S uspicious that mainstream media sources were cherry-picking narratives that fabricated Korean men seem kooky, I reached out to my good friend Hyoung Jun Rim in Seoul. Hyoung is a record producer in the thick of all things 1000-Pop and a professor of music at the Korea Art Solarium.
He admits that Korean men apply makeup on a daily ground, but improved chore prospects are only part of the equation. "It is about competition, just not only for job interviews." There is a "self-satisfaction" that comes from looking skilful in the mirror and highly-seasoned to the opposite sex, Hyoung says. In short, a need to preen every bit human as hitting the john, although what constitutes "handsome" in South korea today might incur homophobic slurs elsewhere.
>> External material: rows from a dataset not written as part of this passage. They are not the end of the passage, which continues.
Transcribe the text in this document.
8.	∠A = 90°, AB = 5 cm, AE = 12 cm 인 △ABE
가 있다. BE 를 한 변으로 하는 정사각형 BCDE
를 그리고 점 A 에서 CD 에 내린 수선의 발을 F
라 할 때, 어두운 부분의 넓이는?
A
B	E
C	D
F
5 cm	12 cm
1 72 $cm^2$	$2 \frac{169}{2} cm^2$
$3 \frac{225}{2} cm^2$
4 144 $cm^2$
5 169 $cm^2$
Hyoung also doesn't buy the Japanese cultural imports or IMF Crisis theories to explain the shift in masculine standards. K-Pop, he suggests, is a relatively new manufacture all the same experimenting with its image and focused solely on making money. Korean boy bands similar TVXQ and EXO, for example, are actually pop in manga-obsessed Japan, so androgyny could but exist a branding strategy.
Seoul may exist the male person makeup capital letter of the world, but personally Hyoung nonetheless puzzles over why South Koreans are infatuated with waif-like men wearing heavy cosmetics. He tells me he overhears people enthusing, "That guy'south head is sooo small, so handsome!" and only shakes his caput.